The week's financial charts: Lag7, the coming oil glut and the yen in 1980s flashback
Every Friday, Open Interest distills the week's financial data into five key charts that highlight the trends, surprises, and missed moves of the previous five days.
1. OIL GLUT REBOUNDS RON BOUSSO is a columnist for ROI Energy. Dozens of oil tankers left the 'Middle East Gulf' since the U.S. &?Iran agreed to an interim agreement on June 17, which ended the war and reopened the Strait of Hormuz. It had been effectively closed for over 100 days. The International Energy Agency predicts that Mideast oil production will recover in the next few months.
2. CHIP DIVERGENCE - MIKE DOLAN, ROI Finance & Markets 'Columnist': The Magnificent 7, a grouping of megacap tech companies created three years earlier, had their second worst?month in June. The divergence is a reflection of concerns about hyperscalers and the "Mag 7" overspending AI infrastructure and whether or not chip and tech equipment makers can keep up with demand. The earnings season updates this month will be crucial in assessing how realistic the Q1 AI growth estimates were.
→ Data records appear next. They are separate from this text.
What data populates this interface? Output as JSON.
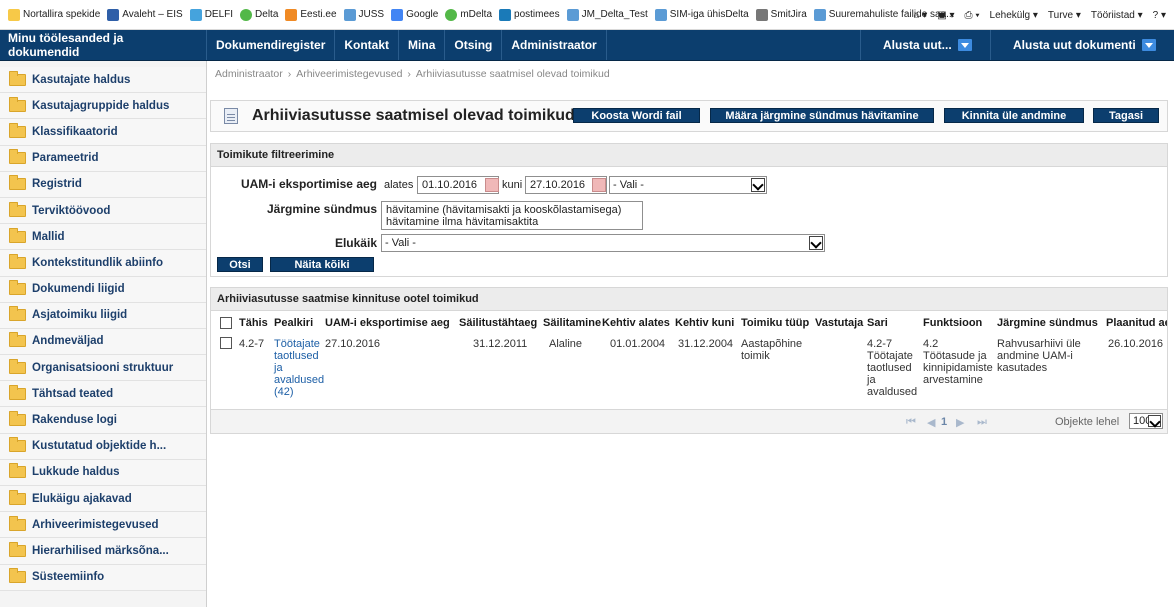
{
  "favorites": [
    {
      "label": "Nortallira spekide",
      "icon": "star-icon"
    },
    {
      "label": "Avaleht – EIS",
      "icon": "site-icon"
    },
    {
      "label": "DELFI",
      "icon": "delfi-icon"
    },
    {
      "label": "Delta",
      "icon": "delta-icon"
    },
    {
      "label": "Eesti.ee",
      "icon": "eesti-icon"
    },
    {
      "label": "JUSS",
      "icon": "page-icon"
    },
    {
      "label": "Google",
      "icon": "google-icon"
    },
    {
      "label": "mDelta",
      "icon": "delta-icon"
    },
    {
      "label": "postimees",
      "icon": "postimees-icon"
    },
    {
      "label": "JM_Delta_Test",
      "icon": "page-icon"
    },
    {
      "label": "SIM-iga ühisDelta",
      "icon": "page-icon"
    },
    {
      "label": "SmitJira",
      "icon": "jira-icon"
    },
    {
      "label": "Suuremahuliste failide saa...",
      "icon": "page-icon"
    }
  ],
  "browser_tools": {
    "page": "Lehekülg ▾",
    "safety": "Turve ▾",
    "tools": "Tööriistad ▾"
  },
  "nav": {
    "home": "Minu töölesanded ja dokumendid",
    "items": [
      "Dokumendiregister",
      "Kontakt",
      "Mina",
      "Otsing",
      "Administraator"
    ],
    "start_new": "Alusta uut...",
    "start_new_doc": "Alusta uut dokumenti"
  },
  "sidebar": {
    "items": [
      "Kasutajate haldus",
      "Kasutajagruppide haldus",
      "Klassifikaatorid",
      "Parameetrid",
      "Registrid",
      "Terviktöövood",
      "Mallid",
      "Kontekstitundlik abiinfo",
      "Dokumendi liigid",
      "Asjatoimiku liigid",
      "Andmeväljad",
      "Organisatsiooni struktuur",
      "Tähtsad teated",
      "Rakenduse logi",
      "Kustutatud objektide h...",
      "Lukkude haldus",
      "Elukäigu ajakavad",
      "Arhiveerimistegevused",
      "Hierarhilised märksõna...",
      "Süsteemiinfo"
    ]
  },
  "breadcrumb": [
    "Administraator",
    "Arhiveerimistegevused",
    "Arhiivi­asutusse saatmisel olevad toimikud"
  ],
  "page": {
    "title": "Arhiivi­asutusse saatmisel olevad toimikud",
    "buttons": {
      "word": "Koosta Wordi fail",
      "next_event": "Määra järgmine sündmus hävitamine",
      "confirm": "Kinnita üle andmine",
      "back": "Tagasi"
    }
  },
  "filter": {
    "heading": "Toimikute filtreerimine",
    "export_label": "UAM-i eksportimise aeg",
    "from_label": "alates",
    "from_value": "01.10.2016",
    "to_label": "kuni",
    "to_value": "27.10.2016",
    "period_value": "- Vali -",
    "next_event_label": "Järgmine sündmus",
    "next_event_options": [
      "hävitamine (hävitamisakti ja kooskõlastamisega)",
      "hävitamine ilma hävitamisaktita"
    ],
    "lifecycle_label": "Elukäik",
    "lifecycle_value": "- Vali -",
    "search_btn": "Otsi",
    "show_all_btn": "Näita kõiki"
  },
  "results": {
    "heading": "Arhiivi­asutusse saatmise kinnituse ootel toimikud",
    "columns": [
      "Tähis",
      "Pealkiri",
      "UAM-i eksportimise aeg",
      "Säilitustähtaeg",
      "Säilitamine",
      "Kehtiv alates",
      "Kehtiv kuni",
      "Toimiku tüüp",
      "Vastutaja",
      "Sari",
      "Funktsioon",
      "Järgmine sündmus",
      "Plaanitud aeg"
    ],
    "rows": [
      {
        "tahis": "4.2-7",
        "pealkiri": [
          "Töötajate",
          "taotlused",
          "ja",
          "avaldused",
          "(42)"
        ],
        "eksport": "27.10.2016",
        "sailitustahtaeg": "31.12.2011",
        "sailitamine": "Alaline",
        "alates": "01.01.2004",
        "kuni": "31.12.2004",
        "tyyp": [
          "Aastapõhine",
          "toimik"
        ],
        "vastutaja": "",
        "sari": [
          "4.2-7",
          "Töötajate",
          "taotlused",
          "ja",
          "avaldused"
        ],
        "funktsioon": [
          "4.2",
          "Töötasude ja",
          "kinnipidamiste",
          "arvestamine"
        ],
        "jargmine": [
          "Rahvusarhiivi üle",
          "andmine UAM-i",
          "kasutades"
        ],
        "plaanitud": "26.10.2016"
      }
    ],
    "pager": {
      "current": "1",
      "per_page_label": "Objekte lehel",
      "per_page_value": "100"
    }
  }
}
3. ASIA'S IMPORTS OF OIL EDGE UP RUSSELL CLYDE, ROI Asia Commodities and Energy columnist: Asia's crude imports have recovered from their lowest levels in over a decade as refiners seek alternatives to Middle East grades that were shut out by the Strait of Hormuz's effective closure during the Iran conflict. Imports in June were still about 5,000,000 barrels per day below the pre-war level. The strait has also not fully reopened with flows well below prewar levels.
4. SMELTER BUST, COPPER BOOM ANDY HOME, Columnist for ROI Metals: Copper has reached all-time highs in this year. However, copper smelters struggle to survive because of a collapse in revenues from core processing. Benchmark 2026 treatment charges have been zeroed, and spot charges are in the negative as there is too much smelter capacity chasing too little concentrate. Only the fittest of people will survive.
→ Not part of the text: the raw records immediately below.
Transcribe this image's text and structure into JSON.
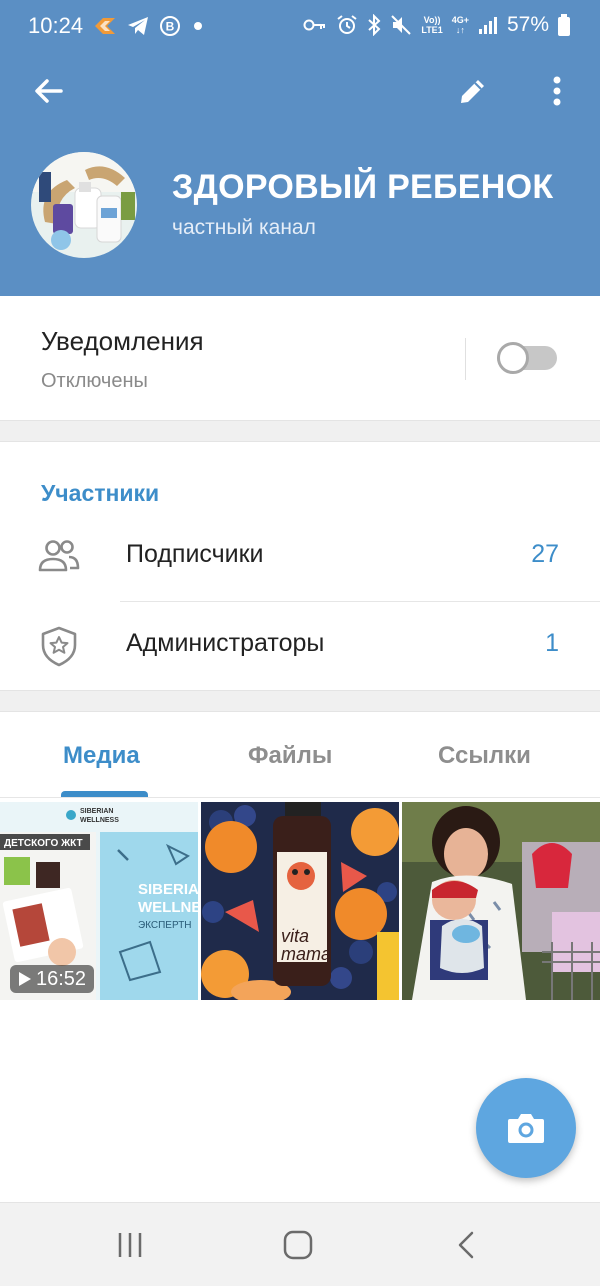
{
  "status_bar": {
    "time": "10:24",
    "battery_percent": "57%",
    "network_label_top": "Vo))",
    "network_label_bottom": "LTE1",
    "network_gen": "4G+",
    "left_icons": [
      "fire-app-icon",
      "telegram-icon",
      "b-badge-icon",
      "dot-icon"
    ],
    "right_icons": [
      "key-icon",
      "alarm-icon",
      "bluetooth-icon",
      "mute-icon",
      "signal-icon",
      "battery-icon"
    ]
  },
  "header": {
    "title": "ЗДОРОВЫЙ РЕБЕНОК",
    "subtitle": "частный канал",
    "icons": [
      "back-arrow-icon",
      "edit-pencil-icon",
      "more-vertical-icon"
    ],
    "color": "#5b8fc4"
  },
  "notifications": {
    "title": "Уведомления",
    "status": "Отключены",
    "enabled": false
  },
  "participants": {
    "section_title": "Участники",
    "rows": [
      {
        "label": "Подписчики",
        "count": "27",
        "icon": "people-icon"
      },
      {
        "label": "Администраторы",
        "count": "1",
        "icon": "admin-shield-icon"
      }
    ]
  },
  "tabs": {
    "items": [
      "Медиа",
      "Файлы",
      "Ссылки"
    ],
    "active_index": 0
  },
  "media": {
    "items": [
      {
        "type": "video",
        "duration": "16:52",
        "brand_line1": "SIBERIAN",
        "brand_line2": "WELLNESS",
        "banner_text": "ДЕТСКОГО ЖКТ",
        "poster_line1": "SIBERIA",
        "poster_line2": "WELLNE",
        "poster_line3": "ЭКСПЕРТН"
      },
      {
        "type": "photo",
        "label_line1": "vita",
        "label_line2": "mama"
      },
      {
        "type": "photo"
      }
    ]
  },
  "fab": {
    "icon": "camera-icon"
  },
  "nav_bar": {
    "icons": [
      "recent-apps-icon",
      "home-icon",
      "back-icon"
    ]
  },
  "accent_color": "#3d8dc9"
}
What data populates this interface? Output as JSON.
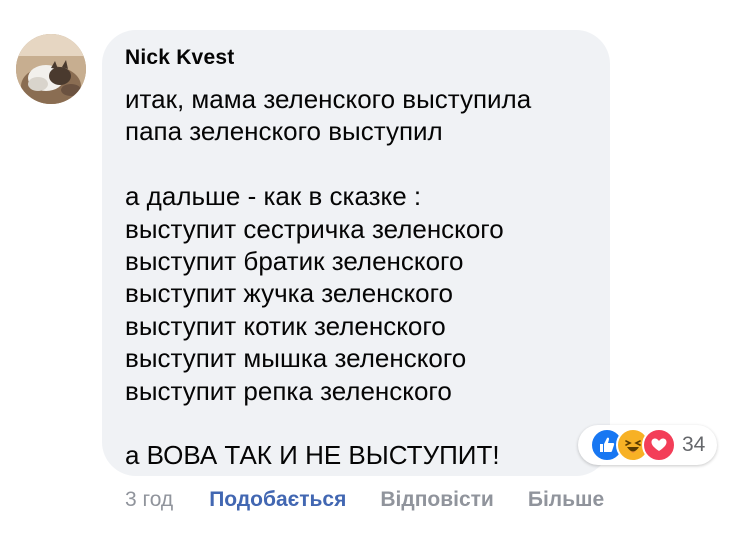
{
  "comment": {
    "author": "Nick Kvest",
    "lines": [
      "итак, мама зеленского выступила",
      "папа зеленского выступил",
      "",
      "а дальше - как в сказке :",
      "выступит сестричка зеленского",
      "выступит братик зеленского",
      "выступит жучка зеленского",
      "выступит котик зеленского",
      "выступит мышка зеленского",
      "выступит репка зеленского",
      "",
      "а ВОВА ТАК И НЕ ВЫСТУПИТ!"
    ]
  },
  "reactions": {
    "icons": [
      "like-icon",
      "haha-icon",
      "love-icon"
    ],
    "count": "34",
    "colors": {
      "like": "#1877f2",
      "haha": "#f7b125",
      "love": "#f33e58"
    }
  },
  "actions": {
    "time": "3 год",
    "like": "Подобається",
    "reply": "Відповісти",
    "more": "Більше"
  },
  "colors": {
    "bubble": "#f0f2f5",
    "link": "#4267b2",
    "muted": "#90949c"
  }
}
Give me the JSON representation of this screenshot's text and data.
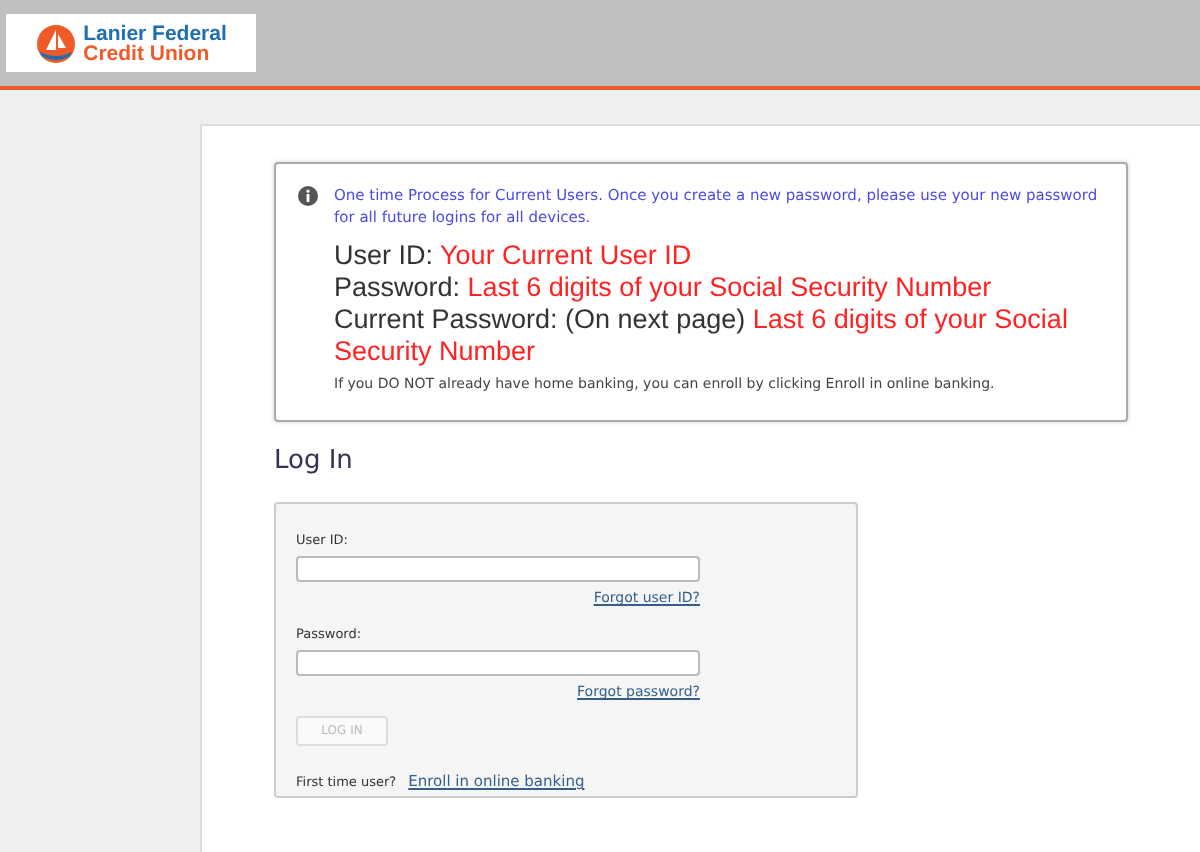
{
  "header": {
    "logo": {
      "line_1": "Lanier Federal",
      "line_2": "Credit Union"
    }
  },
  "notice": {
    "intro": "One time Process for Current Users. Once you create a new password, please use your new password for all future logins for all devices.",
    "lines": [
      {
        "label": "User ID:",
        "value": "Your Current User ID"
      },
      {
        "label": "Password:",
        "value": "Last 6 digits of your Social Security Number"
      },
      {
        "label": "Current Password: (On next page)",
        "value": "Last 6 digits of your Social Security Number"
      }
    ],
    "footer": "If you DO NOT already have home banking, you can enroll by clicking Enroll in online banking."
  },
  "login": {
    "heading": "Log In",
    "fields": [
      {
        "label": "User ID:",
        "link": "Forgot user ID?"
      },
      {
        "label": "Password:",
        "link": "Forgot password?"
      }
    ],
    "button": {
      "label": "LOG IN",
      "disabled": true
    },
    "first_time": {
      "text": "First time user?",
      "link": "Enroll in online banking"
    }
  }
}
5. 1980s FLASHBACK ANNA SCHYMANSKI, 'ROI Editor in Charge: The Japanese yen sank to levels last seen during the summer of 1986. This slide follows months of rumored yen buying by Japanese authorities that briefly brought the currency back to the 160-per dollar level. Maybe the tide is turning. The yen rose on Thursday as traders pondered news that Japan might be changing its intervention strategy. Opinions are solely those of the writers. These opinions do not represent the views of News. News is committed to the Trust Principles and its commitment to independence, integrity, and neutrality.